The show was an absolute volte-face from the streamlined, crisp, urban Gucci of the last decade, when Alessandro was working under Frida Giannini.
She has now left, and Alessandro convinced François-Henri Pinault, CEO of the Kering luxury group, to give him the chance of a lifetime.
And who wouldn’t succumb to this great romantic? With his dramatic black curls, intense enthusiasm and vision that encompasses the Renaissance and sweet floral prints, along with the idea of a modern woman who runs to answer her lover at the door, wearing a dress that is part nightgown and part Victorian frock.
“I love Jane Eyre,” said the designer, referring to the heroine of Charlotte Bronte's best-known novel. This style can best be described as ‘attic chic’, hence a tailored, flower-printed jacket with the mark of a fold at the hips, as though the garment had been locked in a trunk for half a century.
Berets perched on the head suggested a young French woman from an earlier era.
The show was engaging in its passion and visual energy. It was not a triumph — that would suggest a more pushy, in-your-face collection, rather than this dream of a gentle woman wearing semi-sheer dresses, handcrafted knits and back-to-the-Seventies trouser suits, or tops and pleated velvet skirts.
All were distinguished by appetising colours, like a ginger coat with fondant-pink fur cuffs, or a petal-like asparagus green skirt with a lilac blouse and red flowers in the hair.
The clothes — including those for men — stood out as young, logo- and status-free, fitting into the dynamic of Hedi Slimane’s Saint Laurent.
But is it Gucci? A bag with a Napoleonic bumblebee? Shoes bobbling with fluffy fur baubles? A whiff of the brocade and velvet from an opulent past?
The question is better asked like this: what is Gucci? Is it primarily a leather company that makes clothes (like Louis Vuitton)? Is it the hot and sexy look that Tom Ford invented in the Nineties, his heyday now a generation ago?

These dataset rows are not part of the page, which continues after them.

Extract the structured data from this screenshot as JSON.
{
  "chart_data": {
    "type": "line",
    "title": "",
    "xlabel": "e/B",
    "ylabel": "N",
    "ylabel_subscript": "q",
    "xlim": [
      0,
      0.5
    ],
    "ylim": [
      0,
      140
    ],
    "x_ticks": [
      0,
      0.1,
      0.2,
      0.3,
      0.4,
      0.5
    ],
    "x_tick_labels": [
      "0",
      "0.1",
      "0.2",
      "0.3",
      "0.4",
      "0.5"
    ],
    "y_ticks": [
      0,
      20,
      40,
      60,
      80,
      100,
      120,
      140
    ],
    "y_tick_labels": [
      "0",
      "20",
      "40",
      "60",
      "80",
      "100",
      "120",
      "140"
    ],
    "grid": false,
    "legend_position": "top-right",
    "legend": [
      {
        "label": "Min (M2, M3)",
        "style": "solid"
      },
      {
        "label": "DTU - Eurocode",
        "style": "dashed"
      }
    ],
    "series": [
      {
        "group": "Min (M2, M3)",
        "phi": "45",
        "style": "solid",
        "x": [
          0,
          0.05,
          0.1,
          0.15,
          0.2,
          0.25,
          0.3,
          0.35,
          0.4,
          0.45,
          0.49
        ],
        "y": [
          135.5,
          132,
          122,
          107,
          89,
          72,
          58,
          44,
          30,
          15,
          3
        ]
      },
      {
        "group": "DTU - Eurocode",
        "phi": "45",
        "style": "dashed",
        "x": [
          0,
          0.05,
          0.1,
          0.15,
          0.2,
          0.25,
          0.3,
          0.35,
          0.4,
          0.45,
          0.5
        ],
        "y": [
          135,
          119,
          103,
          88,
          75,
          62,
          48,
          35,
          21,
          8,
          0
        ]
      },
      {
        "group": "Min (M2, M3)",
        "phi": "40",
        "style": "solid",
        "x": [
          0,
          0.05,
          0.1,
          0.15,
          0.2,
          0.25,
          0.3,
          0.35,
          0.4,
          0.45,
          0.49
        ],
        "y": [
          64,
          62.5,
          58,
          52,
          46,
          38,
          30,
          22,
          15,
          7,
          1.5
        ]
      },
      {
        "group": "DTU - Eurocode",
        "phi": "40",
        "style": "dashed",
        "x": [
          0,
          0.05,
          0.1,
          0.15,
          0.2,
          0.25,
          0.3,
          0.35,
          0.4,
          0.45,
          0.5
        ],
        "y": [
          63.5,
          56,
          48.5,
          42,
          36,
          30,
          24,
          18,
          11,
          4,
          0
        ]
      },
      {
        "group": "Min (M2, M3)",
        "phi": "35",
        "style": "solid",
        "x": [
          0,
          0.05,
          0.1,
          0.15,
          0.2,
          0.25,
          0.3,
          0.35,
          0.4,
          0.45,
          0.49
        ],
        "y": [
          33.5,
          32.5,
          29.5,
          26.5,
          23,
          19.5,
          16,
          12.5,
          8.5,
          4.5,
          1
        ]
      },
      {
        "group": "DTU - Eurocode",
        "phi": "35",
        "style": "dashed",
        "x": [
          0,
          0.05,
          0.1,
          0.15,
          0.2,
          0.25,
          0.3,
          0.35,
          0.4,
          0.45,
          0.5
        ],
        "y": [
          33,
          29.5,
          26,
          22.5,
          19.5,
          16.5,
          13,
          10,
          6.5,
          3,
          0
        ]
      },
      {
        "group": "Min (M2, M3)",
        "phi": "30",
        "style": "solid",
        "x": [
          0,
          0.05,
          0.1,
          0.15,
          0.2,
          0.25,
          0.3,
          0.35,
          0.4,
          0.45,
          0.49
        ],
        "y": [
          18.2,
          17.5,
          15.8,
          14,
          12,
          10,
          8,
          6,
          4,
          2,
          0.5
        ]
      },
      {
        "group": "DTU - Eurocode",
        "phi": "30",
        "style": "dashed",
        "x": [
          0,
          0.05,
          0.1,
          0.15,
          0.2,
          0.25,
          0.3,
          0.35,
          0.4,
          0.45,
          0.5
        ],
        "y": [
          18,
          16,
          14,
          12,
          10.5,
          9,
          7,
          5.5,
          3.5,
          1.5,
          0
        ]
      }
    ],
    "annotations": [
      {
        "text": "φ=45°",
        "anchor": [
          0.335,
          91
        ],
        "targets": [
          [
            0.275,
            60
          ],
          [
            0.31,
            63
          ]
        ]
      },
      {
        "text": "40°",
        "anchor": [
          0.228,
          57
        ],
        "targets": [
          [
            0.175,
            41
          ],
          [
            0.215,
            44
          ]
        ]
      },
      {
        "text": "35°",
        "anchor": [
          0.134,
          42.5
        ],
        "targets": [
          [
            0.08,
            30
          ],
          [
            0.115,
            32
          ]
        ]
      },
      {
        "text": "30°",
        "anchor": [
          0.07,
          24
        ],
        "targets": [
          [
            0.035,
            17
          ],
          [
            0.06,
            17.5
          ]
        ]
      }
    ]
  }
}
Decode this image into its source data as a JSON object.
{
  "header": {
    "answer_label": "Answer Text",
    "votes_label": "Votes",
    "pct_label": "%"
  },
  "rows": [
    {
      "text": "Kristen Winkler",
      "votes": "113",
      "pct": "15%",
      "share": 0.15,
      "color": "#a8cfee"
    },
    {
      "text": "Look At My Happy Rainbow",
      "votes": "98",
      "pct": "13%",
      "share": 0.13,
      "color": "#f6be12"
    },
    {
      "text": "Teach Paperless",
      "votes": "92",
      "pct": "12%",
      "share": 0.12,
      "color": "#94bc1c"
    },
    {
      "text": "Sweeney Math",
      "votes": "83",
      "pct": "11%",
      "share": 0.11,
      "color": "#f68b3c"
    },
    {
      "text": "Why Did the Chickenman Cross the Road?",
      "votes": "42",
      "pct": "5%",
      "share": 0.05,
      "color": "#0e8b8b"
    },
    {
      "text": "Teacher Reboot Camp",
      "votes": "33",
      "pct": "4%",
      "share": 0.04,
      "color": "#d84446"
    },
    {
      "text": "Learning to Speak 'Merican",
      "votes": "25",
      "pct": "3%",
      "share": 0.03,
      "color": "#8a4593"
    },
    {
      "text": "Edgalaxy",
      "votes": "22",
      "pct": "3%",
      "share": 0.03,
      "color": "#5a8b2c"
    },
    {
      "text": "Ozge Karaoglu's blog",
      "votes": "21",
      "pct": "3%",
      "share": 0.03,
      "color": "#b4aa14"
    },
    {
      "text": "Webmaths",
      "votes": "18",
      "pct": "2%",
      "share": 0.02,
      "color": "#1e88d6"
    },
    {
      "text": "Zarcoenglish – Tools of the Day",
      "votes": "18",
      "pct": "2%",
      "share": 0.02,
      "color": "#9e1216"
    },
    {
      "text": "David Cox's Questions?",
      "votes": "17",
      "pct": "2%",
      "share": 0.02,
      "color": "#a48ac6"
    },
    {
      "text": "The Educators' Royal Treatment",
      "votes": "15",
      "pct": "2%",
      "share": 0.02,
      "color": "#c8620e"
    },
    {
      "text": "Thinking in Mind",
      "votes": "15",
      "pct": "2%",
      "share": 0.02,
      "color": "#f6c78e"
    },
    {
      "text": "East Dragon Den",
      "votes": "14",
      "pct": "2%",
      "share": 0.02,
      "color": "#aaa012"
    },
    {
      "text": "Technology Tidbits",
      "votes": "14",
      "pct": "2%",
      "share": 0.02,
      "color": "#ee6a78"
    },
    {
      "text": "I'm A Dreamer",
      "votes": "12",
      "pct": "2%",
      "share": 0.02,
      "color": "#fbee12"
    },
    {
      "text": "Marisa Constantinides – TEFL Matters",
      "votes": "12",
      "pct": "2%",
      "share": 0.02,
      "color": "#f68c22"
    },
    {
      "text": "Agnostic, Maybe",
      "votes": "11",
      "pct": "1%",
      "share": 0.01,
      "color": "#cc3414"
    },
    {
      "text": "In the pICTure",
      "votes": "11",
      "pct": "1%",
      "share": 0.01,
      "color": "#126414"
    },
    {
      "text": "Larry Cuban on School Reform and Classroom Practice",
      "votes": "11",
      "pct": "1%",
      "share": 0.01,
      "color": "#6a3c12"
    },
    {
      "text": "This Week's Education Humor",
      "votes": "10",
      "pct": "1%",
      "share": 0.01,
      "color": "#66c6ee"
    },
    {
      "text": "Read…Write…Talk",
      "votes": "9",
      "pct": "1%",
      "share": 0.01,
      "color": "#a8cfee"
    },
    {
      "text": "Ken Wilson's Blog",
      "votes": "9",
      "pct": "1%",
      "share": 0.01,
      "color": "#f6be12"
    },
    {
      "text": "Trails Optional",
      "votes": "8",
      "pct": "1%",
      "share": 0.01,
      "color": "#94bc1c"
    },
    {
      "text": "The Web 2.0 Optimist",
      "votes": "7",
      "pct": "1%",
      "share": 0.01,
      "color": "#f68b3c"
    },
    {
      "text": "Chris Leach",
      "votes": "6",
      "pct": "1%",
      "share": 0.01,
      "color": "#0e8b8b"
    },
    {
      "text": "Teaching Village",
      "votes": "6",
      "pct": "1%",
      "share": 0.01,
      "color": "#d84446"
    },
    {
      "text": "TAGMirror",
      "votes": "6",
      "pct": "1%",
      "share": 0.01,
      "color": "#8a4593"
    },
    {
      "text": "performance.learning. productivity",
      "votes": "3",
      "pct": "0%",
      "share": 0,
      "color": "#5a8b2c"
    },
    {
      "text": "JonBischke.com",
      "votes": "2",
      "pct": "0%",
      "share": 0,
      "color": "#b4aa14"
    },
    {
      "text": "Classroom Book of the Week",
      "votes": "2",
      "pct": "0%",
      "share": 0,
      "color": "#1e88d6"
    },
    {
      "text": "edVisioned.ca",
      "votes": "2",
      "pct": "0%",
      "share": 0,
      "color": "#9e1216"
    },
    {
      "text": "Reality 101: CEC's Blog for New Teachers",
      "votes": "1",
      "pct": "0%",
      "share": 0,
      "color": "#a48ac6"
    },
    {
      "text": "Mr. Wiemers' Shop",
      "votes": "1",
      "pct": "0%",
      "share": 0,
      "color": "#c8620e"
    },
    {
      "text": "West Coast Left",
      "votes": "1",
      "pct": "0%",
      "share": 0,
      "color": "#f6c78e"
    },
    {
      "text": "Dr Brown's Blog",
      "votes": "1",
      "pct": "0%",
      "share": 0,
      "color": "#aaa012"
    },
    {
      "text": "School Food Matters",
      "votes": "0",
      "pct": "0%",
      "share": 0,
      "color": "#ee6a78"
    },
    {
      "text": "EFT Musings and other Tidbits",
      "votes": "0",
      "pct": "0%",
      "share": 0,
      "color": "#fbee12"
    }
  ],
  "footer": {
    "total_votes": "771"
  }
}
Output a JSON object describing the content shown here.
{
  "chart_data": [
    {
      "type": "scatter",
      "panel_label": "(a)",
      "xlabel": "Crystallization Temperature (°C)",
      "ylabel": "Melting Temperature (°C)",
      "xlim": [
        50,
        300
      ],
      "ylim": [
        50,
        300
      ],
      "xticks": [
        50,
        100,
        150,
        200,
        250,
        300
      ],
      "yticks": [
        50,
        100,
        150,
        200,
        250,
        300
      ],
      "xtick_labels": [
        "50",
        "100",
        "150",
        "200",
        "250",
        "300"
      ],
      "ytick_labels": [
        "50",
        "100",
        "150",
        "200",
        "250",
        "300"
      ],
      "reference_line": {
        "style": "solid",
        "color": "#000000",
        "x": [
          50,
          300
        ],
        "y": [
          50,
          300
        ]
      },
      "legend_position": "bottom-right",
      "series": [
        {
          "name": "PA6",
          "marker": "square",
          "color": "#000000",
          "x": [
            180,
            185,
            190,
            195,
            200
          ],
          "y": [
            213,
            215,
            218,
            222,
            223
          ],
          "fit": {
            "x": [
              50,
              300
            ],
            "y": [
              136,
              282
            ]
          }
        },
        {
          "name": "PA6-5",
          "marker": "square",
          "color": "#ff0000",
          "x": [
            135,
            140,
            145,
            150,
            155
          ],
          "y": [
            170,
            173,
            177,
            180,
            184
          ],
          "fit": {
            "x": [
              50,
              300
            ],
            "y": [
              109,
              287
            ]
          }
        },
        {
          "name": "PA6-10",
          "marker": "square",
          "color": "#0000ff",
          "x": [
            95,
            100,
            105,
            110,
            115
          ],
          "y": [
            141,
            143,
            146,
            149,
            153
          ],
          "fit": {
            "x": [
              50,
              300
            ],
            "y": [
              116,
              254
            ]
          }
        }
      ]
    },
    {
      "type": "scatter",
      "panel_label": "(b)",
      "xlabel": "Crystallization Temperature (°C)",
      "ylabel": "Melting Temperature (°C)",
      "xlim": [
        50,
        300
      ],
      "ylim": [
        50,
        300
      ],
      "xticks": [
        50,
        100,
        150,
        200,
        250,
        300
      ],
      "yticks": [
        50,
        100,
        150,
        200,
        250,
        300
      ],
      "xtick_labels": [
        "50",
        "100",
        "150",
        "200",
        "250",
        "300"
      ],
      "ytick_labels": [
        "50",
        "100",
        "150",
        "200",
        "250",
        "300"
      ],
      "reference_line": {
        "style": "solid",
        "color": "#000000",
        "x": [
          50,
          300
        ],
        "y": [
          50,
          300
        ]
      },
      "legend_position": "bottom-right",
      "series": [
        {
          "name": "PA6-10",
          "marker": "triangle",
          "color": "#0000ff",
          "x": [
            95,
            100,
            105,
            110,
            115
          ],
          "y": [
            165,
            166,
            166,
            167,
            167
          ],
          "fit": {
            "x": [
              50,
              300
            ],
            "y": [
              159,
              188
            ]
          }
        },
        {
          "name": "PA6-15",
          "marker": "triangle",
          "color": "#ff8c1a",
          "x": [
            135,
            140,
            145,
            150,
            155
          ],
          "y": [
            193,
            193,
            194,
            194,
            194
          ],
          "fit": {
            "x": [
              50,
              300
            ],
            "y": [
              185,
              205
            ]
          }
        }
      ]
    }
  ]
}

Did Frida Giannini’s chic and slick look better catch the essence of Gucci?
And above all, are Alessandro’s wild, romantic dreams going to stop the fall in Gucci’s sales and profits?
“We are very excited. Alessandro is like a hidden jewel, he was under the radar,” said Marco Bizzarri, Gucci’s CEO, sitting with François-Henri Pinault and his wife Salma Hayek, who was already wearing a trouser suit with navy jacket and wine-red pants from the new collection.
“Business will grow, but we must maintain creativity,” Bizzarri continued. “Even big luxury names cannot do something average.”
I don’t know about the finances, but I warmed instantly to the new designer, for his passion, his enthusiasm and his intelligence.
It has been a long time since luxury seemed so romantic. Alessandro put his heart in the show, and it showed.